A life lesson from baseball

If you have enough interest in sports to even occasionally check the scores, you are likely aware of a recent American League baseball game in which twenty-six straight batters were retired before the twenty-seventh was called safe on a ground ball to first. It was - as they say - a bang-bang play; first baseman to his right, pitcher covering, close play. It would be twenty-seven straight outs - a perfect game. But wait. The umpire's right hand didn't go up. Instead the arms went out. Safe! Safe? Safe. And worse, it looked like a bad call. It looked like they had him. Number twenty-seven.

Baseball has no instant replay - except for long fly balls that are narrowly fair or foul as they go into the stands - so the runner was safe and the game went on. Batter number twenty-eight hit a fly ball which was caught to end the game and the home team, the Detroit Tigers, won. But the real fun, and nonsense, was just starting.

Although there is no official replay there was video of the game and the play at first was run a few more times and from different angles and slower speeds. Indeed it looked as if the pitcher had the ball in his glove and his foot on the base an instant ahead of the runner. If those are the facts the runner should have been called out. Twenty-seven in a row. Perfect game (first ever for the Detroit Tigers). A place in the record books. At least a mention at the Hall of Fame. But the umpire called him safe. So it wasn't a perfect game. Just almost.

Later that day the umpire, Jim Joyce, saw replays and was emotionally torn. I was wrong, he said. (His language was a bit more colorful and emphatic.) "I cost that kid a perfect game," he said. There is no doubt his response was that of a man who holds himself to a high standard of excellence, has the integrity to call what he sees, holds himself accountable for his actions, and doesn't scramble for excuses.

Now a few thoughts about the game and events following. Like many others I saw several replays and I have at least one question. I have heard that on close plays at the bases the umpire watches the feet and listens for the pop of the ball in the glove. In one of the replays it appeared that the ball may have yet been moving in the pitcher's glove when the runner touched base. If so, the runner was safe and the call was correct. The point is that even after a hundred replays dissected frame-by-frame we might still be unable to certify the absolutely correct call. This answers those who insist we must have instant replay. Sure, there would often be some benefit, but no guarantee.

Next there are those say that in that situation with a play that close you call the runner out. Game over. Perfect. But umpires are supposed to call balls and strikes, runners safe or our, catches made or not made. They aren't supposed to decide who wins or loses. Suppose that twenty-seventh batter has a hitting streak of, say, fifty-six straight games. Now what call does a compassionate base umpire make?

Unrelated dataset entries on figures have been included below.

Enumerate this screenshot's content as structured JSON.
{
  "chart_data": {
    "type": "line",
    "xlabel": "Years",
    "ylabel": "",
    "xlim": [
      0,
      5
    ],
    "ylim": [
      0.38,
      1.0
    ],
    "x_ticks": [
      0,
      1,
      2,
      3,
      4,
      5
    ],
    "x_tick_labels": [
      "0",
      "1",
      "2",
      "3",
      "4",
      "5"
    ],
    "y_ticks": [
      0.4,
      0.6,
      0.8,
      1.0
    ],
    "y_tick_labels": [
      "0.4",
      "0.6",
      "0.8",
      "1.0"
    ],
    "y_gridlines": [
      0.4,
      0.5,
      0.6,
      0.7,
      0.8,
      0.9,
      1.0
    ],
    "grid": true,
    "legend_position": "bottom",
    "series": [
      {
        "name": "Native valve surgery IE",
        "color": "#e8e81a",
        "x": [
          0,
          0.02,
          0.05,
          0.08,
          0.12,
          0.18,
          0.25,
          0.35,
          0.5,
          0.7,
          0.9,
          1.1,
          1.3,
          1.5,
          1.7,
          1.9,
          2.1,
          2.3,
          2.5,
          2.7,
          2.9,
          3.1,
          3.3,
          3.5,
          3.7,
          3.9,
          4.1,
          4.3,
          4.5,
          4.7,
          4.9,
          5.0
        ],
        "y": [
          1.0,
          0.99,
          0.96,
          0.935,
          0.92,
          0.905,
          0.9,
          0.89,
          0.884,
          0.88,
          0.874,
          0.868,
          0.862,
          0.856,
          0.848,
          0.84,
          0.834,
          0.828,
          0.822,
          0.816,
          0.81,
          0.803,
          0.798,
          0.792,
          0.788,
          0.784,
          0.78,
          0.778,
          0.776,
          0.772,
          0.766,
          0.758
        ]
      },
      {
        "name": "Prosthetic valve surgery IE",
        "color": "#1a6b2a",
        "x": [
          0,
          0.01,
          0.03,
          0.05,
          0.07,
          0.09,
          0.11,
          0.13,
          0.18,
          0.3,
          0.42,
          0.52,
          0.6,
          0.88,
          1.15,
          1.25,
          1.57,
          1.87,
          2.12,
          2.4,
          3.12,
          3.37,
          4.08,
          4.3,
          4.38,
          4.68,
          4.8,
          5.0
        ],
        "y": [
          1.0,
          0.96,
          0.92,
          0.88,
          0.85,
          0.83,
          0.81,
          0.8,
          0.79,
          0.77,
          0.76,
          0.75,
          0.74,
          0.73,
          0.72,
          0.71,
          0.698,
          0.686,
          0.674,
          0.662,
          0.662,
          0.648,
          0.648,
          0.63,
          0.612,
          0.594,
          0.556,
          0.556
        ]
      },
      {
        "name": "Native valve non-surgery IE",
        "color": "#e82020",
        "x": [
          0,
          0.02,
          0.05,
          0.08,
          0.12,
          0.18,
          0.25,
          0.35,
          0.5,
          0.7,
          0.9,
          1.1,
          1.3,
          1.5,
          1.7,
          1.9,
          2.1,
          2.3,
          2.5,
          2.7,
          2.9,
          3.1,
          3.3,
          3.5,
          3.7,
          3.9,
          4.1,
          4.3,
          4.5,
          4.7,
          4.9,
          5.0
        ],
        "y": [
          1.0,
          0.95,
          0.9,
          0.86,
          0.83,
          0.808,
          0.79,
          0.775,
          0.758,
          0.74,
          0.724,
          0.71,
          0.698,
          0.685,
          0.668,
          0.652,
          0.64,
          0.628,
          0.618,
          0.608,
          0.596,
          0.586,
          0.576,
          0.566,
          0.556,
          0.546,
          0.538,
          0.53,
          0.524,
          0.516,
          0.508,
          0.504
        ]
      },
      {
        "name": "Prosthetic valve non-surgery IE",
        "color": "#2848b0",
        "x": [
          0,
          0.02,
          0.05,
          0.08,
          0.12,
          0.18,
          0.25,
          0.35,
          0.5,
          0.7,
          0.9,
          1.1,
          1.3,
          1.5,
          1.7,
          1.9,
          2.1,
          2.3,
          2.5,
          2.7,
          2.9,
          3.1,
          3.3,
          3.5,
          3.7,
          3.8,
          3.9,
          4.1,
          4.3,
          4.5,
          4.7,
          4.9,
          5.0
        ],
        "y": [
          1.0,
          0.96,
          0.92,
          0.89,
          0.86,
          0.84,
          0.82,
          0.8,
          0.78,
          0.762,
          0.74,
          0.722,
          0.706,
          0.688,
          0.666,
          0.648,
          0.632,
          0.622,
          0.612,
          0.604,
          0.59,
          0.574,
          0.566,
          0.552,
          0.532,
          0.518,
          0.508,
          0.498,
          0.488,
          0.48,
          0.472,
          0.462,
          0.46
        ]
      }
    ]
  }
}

And the nonsense. Michigan's Governor declared it a perfect game. That's what it should have been so she declared it to be. The President weighed in with the unoriginal thought that instant replay was clearly needed. A better comment might have been that it was strictly a matter for baseball to deal with. (Baseball Commissioner Bud Selig declared - to his credit - that the game would stand as called.)

Baseball, like life, takes place in the arena; not in the stands, not in the elite boxes, and not in the Capitols. Down there in the dust, those who embrace life are often confronted with bang-bang decisions. Most of the time, amazingly, they get them right. Sometimes, tragically, they get them wrong. But the game goes on.

Finally we need to recognize some heroes. The umpire Jim Joyce. He called what he saw and took whatever lumps it brought. Armando Galarraga, the pitcher who was almost perfect and took it manfully when a call went against him. Tiger manager, Jim Leyland, who sent Galarraga out the next day with the lineup card to present to that day's plate umpire, Jim Joyce. And the Detroit Tiger fans on that same next day who gave Jim Joyce a standing O. At that moment, the stands were a part of the greater game as thousands of Joe Sixpacks showed that they get it.

Would that our current political crop would get it as Joe Sixpack gets it. When the ends, no matter how lofty, allow any means, the immediate casualties are integrity and gallantry. Within these are the absolutes without which no system can endure. Our amazing democratic republic teeters near collapse, having fallen - through inattention, indifference, and sloth - under the control of those who lack the gallantry to put common good before personal gain and the integrity to acknowledge and label the facts as they are rather than as they wish them to be. This nation, beguiled by hope without focus and misled by promises without substance, can yet survive. But only if enough of the caring leave the stands and embrace the greater game.